Best Practices to Boost Security

By using a hardware approach, security is no longer threatened, and computing resources become more flexible and useful to employees and other users. As a result, organizations and individuals who may not have previously deployed certain computing resources, such as webcams and USB devices, can now implement these resources, knowing they are much more secure.

Below are 5 best practices to help prevent real-time eavesdropping and boost security.

  1. Choose hardware solutions over software. It’s surprisingly easy for hackers to access computer peripherals to view what users are doing or hear what they’re saying. The only way to prevent this threat is with a secure hardware solution. While AV software solutions can only respond reactively in the wake of a security breach, hardware provides proactive security by eliminating the zero-day risk that can occur during vulnerability windows.
  2. Protect video vulnerabilities. Use a secure webcam adapter whenever web cameras are used in boardrooms, offices and other areas where sensitive conversations take place. This hardware solution enables the secure use of web cameras in computing environments where private or classified information is exchanged. This adapter can provide security features: an anti-tampering mechanism in the outside packaging; one-time, programmable, protected firmware; and complete isolation of the USB circuit from the computer.
  3. Monitor USB ports. Using software solutions to control USB access makes computers vulnerable to being hacked or modified. This can lead to an infected computer system and network, which can be used to inject malicious software. A hardware solution, such as a USB peripheral switch, allows end users to access authorized USB peripherals on their desktops while ensuring network security.
  4. Control microphones and headsets. Hackers can compromise audio devices by using microphones or headsets on computers to remotely listen to the surrounding environment. An effective hardware solution is to employ an audio/microphone switch that offers centralized control over audio ports, reducing the risk of audio signal interception.
  5. Use KVM to isolate data from multiple networks to reinforce workstation security. To achieve true data path isolation, a KVM switch must be purposefully engineered to completely isolate each data path connection in the switch. The most effective means to mitigate any data leakage from the computer to and from the network is a hardware solution that ensures all data coming into and out of the KVM switch is completely isolated whenever the operator switches from one secure network to the next.

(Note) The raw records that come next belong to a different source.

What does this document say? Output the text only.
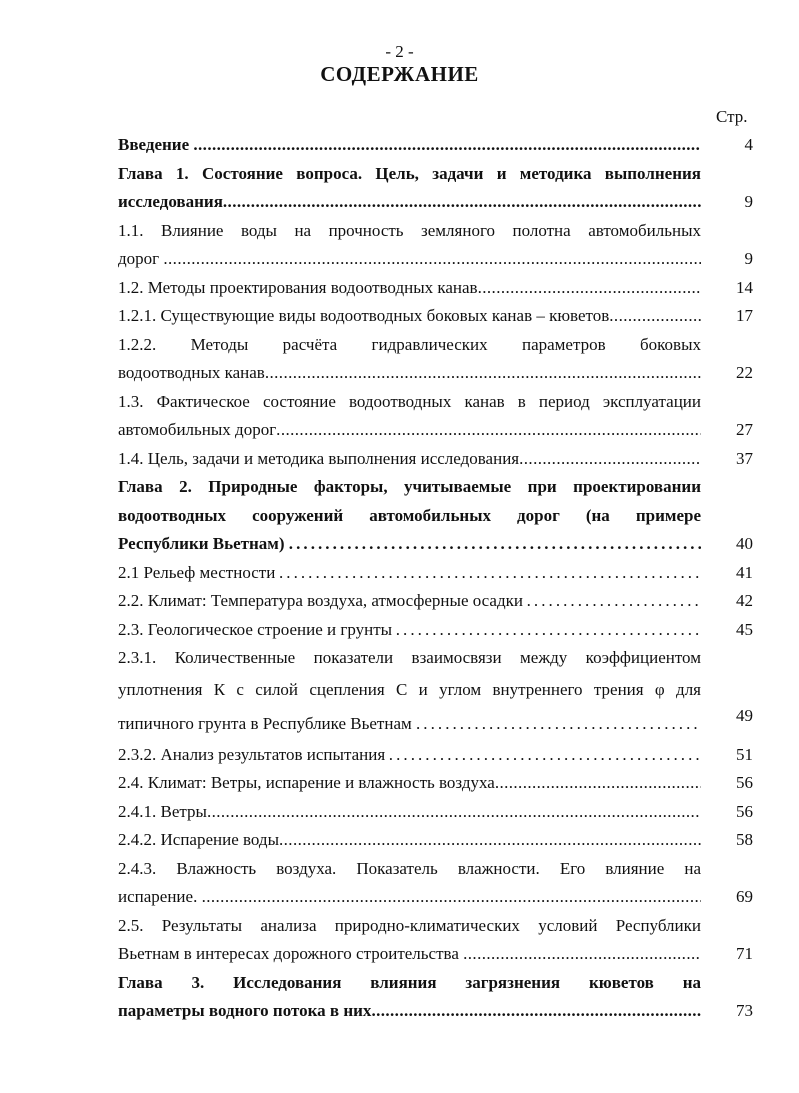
- 2 -
СОДЕРЖАНИЕ
Стр.
Введение .....	4
Глава 1. Состояние вопроса. Цель, задачи и методика выполнения
исследования .....	9
1.1. Влияние воды на прочность земляного полотна автомобильных
дорог .....	9
1.2. Методы проектирования водоотводных канав .....	14
1.2.1. Существующие виды водоотводных боковых канав – кюветов .....	17
1.2.2. Методы расчёта гидравлических параметров боковых
водоотводных канав .....	22
1.3. Фактическое состояние водоотводных канав в период эксплуатации
автомобильных дорог .....	27
1.4. Цель, задачи и методика выполнения исследования .....	37
Глава 2. Природные факторы, учитываемые при проектировании
водоотводных сооружений автомобильных дорог (на примере
Республики Вьетнам) . . .	40
2.1 Рельеф местности . . .	41
2.2. Климат: Температура воздуха, атмосферные осадки . . .	42
2.3. Геологическое строение и грунты . . .	45
2.3.1. Количественные показатели взаимосвязи между коэффициентом
уплотнения К с силой сцепления С и углом внутреннего трения φ для
типичного грунта в Республике Вьетнам . . .	49
2.3.2. Анализ результатов испытания . . .	51
2.4. Климат: Ветры, испарение и влажность воздуха .....	56
2.4.1. Ветры .....	56
2.4.2. Испарение воды .....	58
2.4.3. Влажность воздуха. Показатель влажности. Его влияние на
испарение. .....	69
2.5. Результаты анализа природно-климатических условий Республики
Вьетнам в интересах дорожного строительства .....	71
Глава 3. Исследования влияния загрязнения кюветов на
параметры водного потока в них .....	73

Because so many vulnerabilities exist in your computer’s peripheral equipment and with security breaches through real-time eavesdropping on the rise, it’s vital to protect your private environments, conversations and activities. The proactive strategy of using hardware-based security is the only way to reliably prevent hackers from ever gaining access to your confidential data in the first place—whether it’s the data on your computer or the valuable information exchange during real-time business discussions and activities.